01.13.2011, 04:38 PM
More great info from Pdelcast where he explains what makes a good motor.
The noload current tells you the approximate magnetic efficiency of the motor. Lower is better.
The steel for laminations comes in many varieties. Most of the cheap motors use either .35mm or .5mm laminations. The thinner laminations are more efficient. The cost for the steel goes up significantly with thinner steel (because it needs a LOT more processing to make thinner steels.)
The other variable in steel is the amount of silicon (sand) that they add to the steel. The silicon increases the electrical resistance of the steel, increasing the magnetic efficiency by lowering electrical losses (you want the steel to be good at conducting magnetism, but poor at conducting electricity.) The higher the silicon content, the more brittle the steel and the longer it takes to process (and therefore, the more expensive it is.)
So, the cheap steels are thick with a low silicon content, and the expensive steels are thin with a high silicon content.
We use .2mm thick, high silicon content steel. Most of our competitor use .35mm or .5mm low silicon content steel. The .2mm high silicon steel is about four to five times more expensive than .35mm high silicon steel, and about ten times more expensive than .5mm low silicon steel.
But the difference is large: A 14152400Kv motor from Castle has a noload current of about 2.4A.
To figure the magnetic losses, you multiply the noload current by the battery voltage.
So, for example:
Hobbyking motor: 5A * 24V = 120 watts of magnetic loss
Castle 14152400Kv motor: 2.4A * 24V = 57.6 watts of magnetic loss

The second type of loss is resistive loss. This is the loss caused by the current flowing through the copper.
The Hobbyking motor lists a 5.8 milliohm resistance. The Castle 14152400kV motor has a resistance of 4.2 milliohms.
The formula for resistive losses is (Current in amps) ^2 * resistance (amps squared times resistance)
So, at 125 Amps (the "rating" from the hobbyking motor) the losses would be:
Hobbyking motor: (125)^2 * .0058 (ohms) = ~90 watts
Castle 14152400: (125)^2 * .0042 (ohms) = ~65 watts

These two types of loss (magnetic and resistive) add up in the motor, and get turned into heat.

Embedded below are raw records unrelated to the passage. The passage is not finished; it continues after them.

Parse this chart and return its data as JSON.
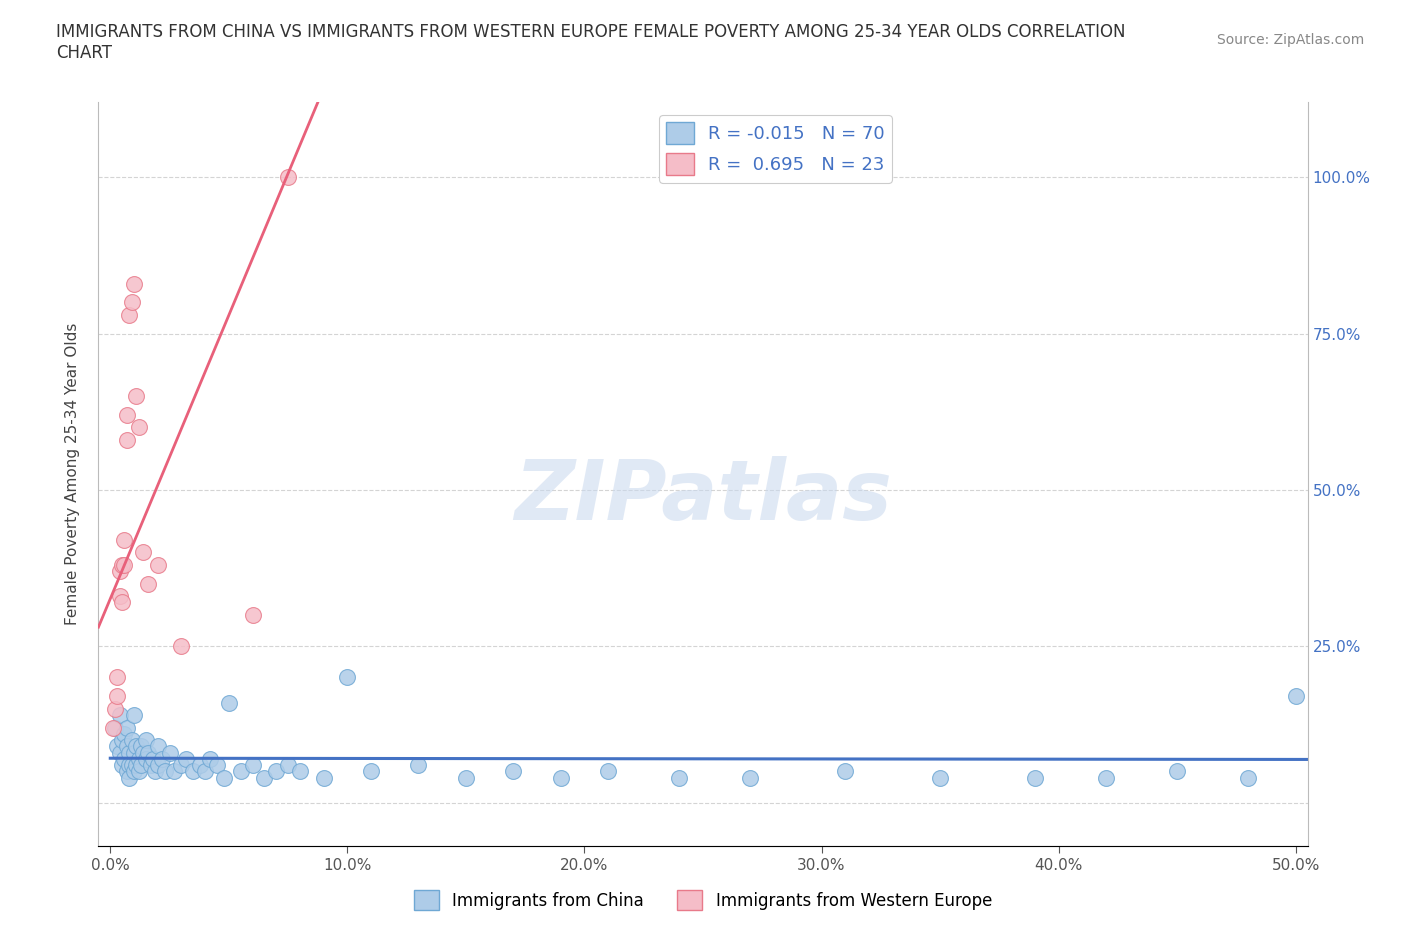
{
  "title": "IMMIGRANTS FROM CHINA VS IMMIGRANTS FROM WESTERN EUROPE FEMALE POVERTY AMONG 25-34 YEAR OLDS CORRELATION\nCHART",
  "source": "Source: ZipAtlas.com",
  "ylabel": "Female Poverty Among 25-34 Year Olds",
  "xlim": [
    -0.005,
    0.505
  ],
  "ylim": [
    -0.07,
    1.12
  ],
  "china_color": "#aecce8",
  "china_edge": "#6fa8d4",
  "we_color": "#f5bdc8",
  "we_edge": "#e87a8a",
  "china_line_color": "#4472c4",
  "we_line_color": "#e8607a",
  "R_china": -0.015,
  "N_china": 70,
  "R_we": 0.695,
  "N_we": 23,
  "legend_label_china": "Immigrants from China",
  "legend_label_we": "Immigrants from Western Europe",
  "watermark": "ZIPatlas",
  "china_x": [
    0.002,
    0.003,
    0.004,
    0.004,
    0.005,
    0.005,
    0.006,
    0.006,
    0.007,
    0.007,
    0.007,
    0.008,
    0.008,
    0.008,
    0.009,
    0.009,
    0.01,
    0.01,
    0.01,
    0.011,
    0.011,
    0.012,
    0.012,
    0.013,
    0.013,
    0.014,
    0.015,
    0.015,
    0.016,
    0.017,
    0.018,
    0.019,
    0.02,
    0.02,
    0.022,
    0.023,
    0.025,
    0.027,
    0.03,
    0.032,
    0.035,
    0.038,
    0.04,
    0.042,
    0.045,
    0.048,
    0.05,
    0.055,
    0.06,
    0.065,
    0.07,
    0.075,
    0.08,
    0.09,
    0.1,
    0.11,
    0.13,
    0.15,
    0.17,
    0.19,
    0.21,
    0.24,
    0.27,
    0.31,
    0.35,
    0.39,
    0.42,
    0.45,
    0.48,
    0.5
  ],
  "china_y": [
    0.12,
    0.09,
    0.14,
    0.08,
    0.1,
    0.06,
    0.11,
    0.07,
    0.09,
    0.05,
    0.12,
    0.08,
    0.06,
    0.04,
    0.1,
    0.06,
    0.08,
    0.05,
    0.14,
    0.09,
    0.06,
    0.07,
    0.05,
    0.09,
    0.06,
    0.08,
    0.1,
    0.07,
    0.08,
    0.06,
    0.07,
    0.05,
    0.09,
    0.06,
    0.07,
    0.05,
    0.08,
    0.05,
    0.06,
    0.07,
    0.05,
    0.06,
    0.05,
    0.07,
    0.06,
    0.04,
    0.16,
    0.05,
    0.06,
    0.04,
    0.05,
    0.06,
    0.05,
    0.04,
    0.2,
    0.05,
    0.06,
    0.04,
    0.05,
    0.04,
    0.05,
    0.04,
    0.04,
    0.05,
    0.04,
    0.04,
    0.04,
    0.05,
    0.04,
    0.17
  ],
  "we_x": [
    0.001,
    0.002,
    0.003,
    0.003,
    0.004,
    0.004,
    0.005,
    0.005,
    0.006,
    0.006,
    0.007,
    0.007,
    0.008,
    0.009,
    0.01,
    0.011,
    0.012,
    0.014,
    0.016,
    0.02,
    0.03,
    0.06,
    0.075
  ],
  "we_y": [
    0.12,
    0.15,
    0.2,
    0.17,
    0.37,
    0.33,
    0.38,
    0.32,
    0.42,
    0.38,
    0.58,
    0.62,
    0.78,
    0.8,
    0.83,
    0.65,
    0.6,
    0.4,
    0.35,
    0.38,
    0.25,
    0.3,
    1.0
  ]
}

So to make a good motor, you need both low resistance (for low copper losses) and low noload current (for low magnetic losses.)
To compare the two motors:
Losses at 24V battery voltage, 120A current:
HobbyKing motor: 90 watts (resistive) + 120 watts (magnetic) = 210 watts of loss
Castle 14152400Kv: 65 watts (resistive) + 58 watts (magnetic) = 123 watts of loss
Because the "loss" watts ALL TURN INTO HEAT, the Castle motor will run much cooler in the same setup  it's efficiency is much higher.
It all comes down to this: It's expensive to make a good quality motor. And, you get what you pay for.
Last edited by BrianG; 01.13.2011 at 04:40 PM.